Completed History and Physical and Intro to Pediatric ECG
You have now completed the history and physical examination of an eighteen-year-old man with an innocent pulmonary flow murmur. Let us know consider whether our patient needs laboratory studies. Diagnostic procedures are not required for the evaluation of typical innocent murmurs.
Although not required to evaluate an innocent murmur, certain aspects of the electrocardiogram in children deserve emphasis. Special techniques are required ro record a suitable electrocardiogram from an infant. In addition to quieting the infant, a small electrode one half inch in diameter should be used for precordial leads. Either lead V3R or V4R should be taken routinely in infants to obtain more information about the right ventricle. These leads are placed on the right chest in a position analogous to V3 and V4 respectively. Precordial lead V3 or V4 may then be omitted. Similarly, lead V7 may be obtained instead of V5 in order to get more information about the left ventricle. Lead V7 is placed in the left posterior axillary line at the same level as V4.
Infants at birth demonstrate equal right and left ventricular pressures and, therefore, relative right ventricular dominance on the electrocardiogram. The mean QRS axis is rightward with dominant R waves and positive T waves in leads V3R and V1. Increased precordial leads QRS voltage is common in children and younger adults due to a variety of factors, including a thin chest wall producing closer proximity of the heart to the chest wall.

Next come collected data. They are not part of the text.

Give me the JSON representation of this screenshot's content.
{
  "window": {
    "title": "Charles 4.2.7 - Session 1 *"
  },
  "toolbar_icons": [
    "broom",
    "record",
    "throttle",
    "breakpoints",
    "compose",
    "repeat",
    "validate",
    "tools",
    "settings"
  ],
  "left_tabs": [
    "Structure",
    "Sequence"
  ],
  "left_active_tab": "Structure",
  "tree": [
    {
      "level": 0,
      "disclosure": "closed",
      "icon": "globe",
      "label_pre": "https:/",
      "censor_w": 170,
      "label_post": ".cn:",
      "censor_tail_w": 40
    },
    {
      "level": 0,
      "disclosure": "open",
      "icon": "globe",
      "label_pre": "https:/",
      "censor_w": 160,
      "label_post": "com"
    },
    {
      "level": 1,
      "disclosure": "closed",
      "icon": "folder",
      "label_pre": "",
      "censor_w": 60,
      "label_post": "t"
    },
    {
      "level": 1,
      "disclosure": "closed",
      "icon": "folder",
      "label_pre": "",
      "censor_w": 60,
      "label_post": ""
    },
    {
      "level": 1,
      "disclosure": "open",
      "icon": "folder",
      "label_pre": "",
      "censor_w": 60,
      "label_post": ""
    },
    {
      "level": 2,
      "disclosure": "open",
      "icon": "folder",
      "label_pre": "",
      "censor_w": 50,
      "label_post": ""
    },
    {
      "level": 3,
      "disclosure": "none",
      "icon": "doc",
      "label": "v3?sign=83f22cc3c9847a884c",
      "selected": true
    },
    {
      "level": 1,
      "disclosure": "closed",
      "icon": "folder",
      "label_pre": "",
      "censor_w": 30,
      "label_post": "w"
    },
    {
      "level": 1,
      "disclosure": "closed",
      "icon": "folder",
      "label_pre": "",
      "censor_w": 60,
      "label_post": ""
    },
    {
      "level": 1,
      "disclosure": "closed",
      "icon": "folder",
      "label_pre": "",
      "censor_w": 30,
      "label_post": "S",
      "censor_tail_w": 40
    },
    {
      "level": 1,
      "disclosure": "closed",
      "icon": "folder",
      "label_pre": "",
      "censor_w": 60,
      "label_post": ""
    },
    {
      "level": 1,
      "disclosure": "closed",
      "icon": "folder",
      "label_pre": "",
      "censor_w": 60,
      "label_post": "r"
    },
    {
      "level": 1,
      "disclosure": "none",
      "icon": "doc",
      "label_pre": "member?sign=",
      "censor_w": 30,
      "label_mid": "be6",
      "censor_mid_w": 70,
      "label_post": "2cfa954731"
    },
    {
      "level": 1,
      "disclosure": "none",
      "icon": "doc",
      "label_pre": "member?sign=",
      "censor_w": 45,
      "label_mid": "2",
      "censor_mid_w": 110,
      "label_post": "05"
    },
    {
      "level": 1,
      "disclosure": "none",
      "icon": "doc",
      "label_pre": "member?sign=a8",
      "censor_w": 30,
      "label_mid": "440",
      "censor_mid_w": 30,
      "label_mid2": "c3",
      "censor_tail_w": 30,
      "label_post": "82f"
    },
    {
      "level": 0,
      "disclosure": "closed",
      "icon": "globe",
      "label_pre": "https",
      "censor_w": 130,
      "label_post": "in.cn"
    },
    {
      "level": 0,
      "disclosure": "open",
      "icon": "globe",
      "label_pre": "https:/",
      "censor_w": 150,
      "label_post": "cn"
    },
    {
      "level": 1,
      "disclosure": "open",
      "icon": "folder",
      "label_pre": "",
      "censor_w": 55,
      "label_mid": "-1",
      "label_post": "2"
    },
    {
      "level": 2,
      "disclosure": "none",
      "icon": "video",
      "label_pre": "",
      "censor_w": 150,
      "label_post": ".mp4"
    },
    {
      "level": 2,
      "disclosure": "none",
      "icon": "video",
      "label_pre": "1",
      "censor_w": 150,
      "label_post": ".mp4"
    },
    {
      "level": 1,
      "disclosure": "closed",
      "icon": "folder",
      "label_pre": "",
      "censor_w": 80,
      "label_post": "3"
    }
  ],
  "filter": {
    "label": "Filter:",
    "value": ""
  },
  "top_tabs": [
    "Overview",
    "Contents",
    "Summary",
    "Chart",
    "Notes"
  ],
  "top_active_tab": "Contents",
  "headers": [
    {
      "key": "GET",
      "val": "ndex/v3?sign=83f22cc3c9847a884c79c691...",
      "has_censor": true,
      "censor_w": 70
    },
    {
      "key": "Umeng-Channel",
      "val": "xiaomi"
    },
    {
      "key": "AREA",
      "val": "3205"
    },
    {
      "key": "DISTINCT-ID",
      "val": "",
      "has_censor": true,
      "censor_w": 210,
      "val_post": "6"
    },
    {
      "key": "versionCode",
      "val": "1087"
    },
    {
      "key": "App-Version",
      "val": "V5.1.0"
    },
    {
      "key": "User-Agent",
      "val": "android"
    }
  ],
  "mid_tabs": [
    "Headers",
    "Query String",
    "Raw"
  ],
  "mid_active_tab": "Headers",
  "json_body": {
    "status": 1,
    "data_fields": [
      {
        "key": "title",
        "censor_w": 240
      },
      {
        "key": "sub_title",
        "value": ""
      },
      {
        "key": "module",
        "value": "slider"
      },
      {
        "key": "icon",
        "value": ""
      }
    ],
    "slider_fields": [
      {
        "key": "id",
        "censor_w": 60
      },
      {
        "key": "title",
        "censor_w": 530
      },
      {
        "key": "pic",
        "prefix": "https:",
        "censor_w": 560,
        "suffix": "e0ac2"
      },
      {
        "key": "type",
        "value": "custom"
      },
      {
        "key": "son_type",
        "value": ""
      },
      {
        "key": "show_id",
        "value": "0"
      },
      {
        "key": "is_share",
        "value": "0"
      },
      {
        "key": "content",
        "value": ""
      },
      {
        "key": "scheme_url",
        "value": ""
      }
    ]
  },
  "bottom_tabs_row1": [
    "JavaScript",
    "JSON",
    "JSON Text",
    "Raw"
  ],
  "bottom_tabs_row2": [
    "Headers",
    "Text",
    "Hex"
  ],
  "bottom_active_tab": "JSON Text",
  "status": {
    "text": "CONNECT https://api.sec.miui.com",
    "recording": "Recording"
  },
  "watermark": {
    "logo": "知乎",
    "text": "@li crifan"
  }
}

In children, the T waves in the limb leads are similar to those of the adult but, depending on age, the precordial T waves differ. T waves in the right precordial leads are positive at birth. After a week, as the right ventricular systolic pressure decreases, these T waves become negative, and this negativity may extend as far as V4. In fact, an upright T wave in precordial lead V1 in a child less than six years old indicates right ventricular hypertrophy. As the child grows older, T wave positivity shifts progressively towards the right. In an older child, as in the normal adult, an inverted T wave is common in lead V1, frequent in V2 and rare in V3. Inverted T waves in the anterior leads may persist into the third decade of life. This is called "persistent juvenile T-wave pattern" and it is more common in women. This is normal, as long as the depth of the T wave decreases as the leads progress across the chest.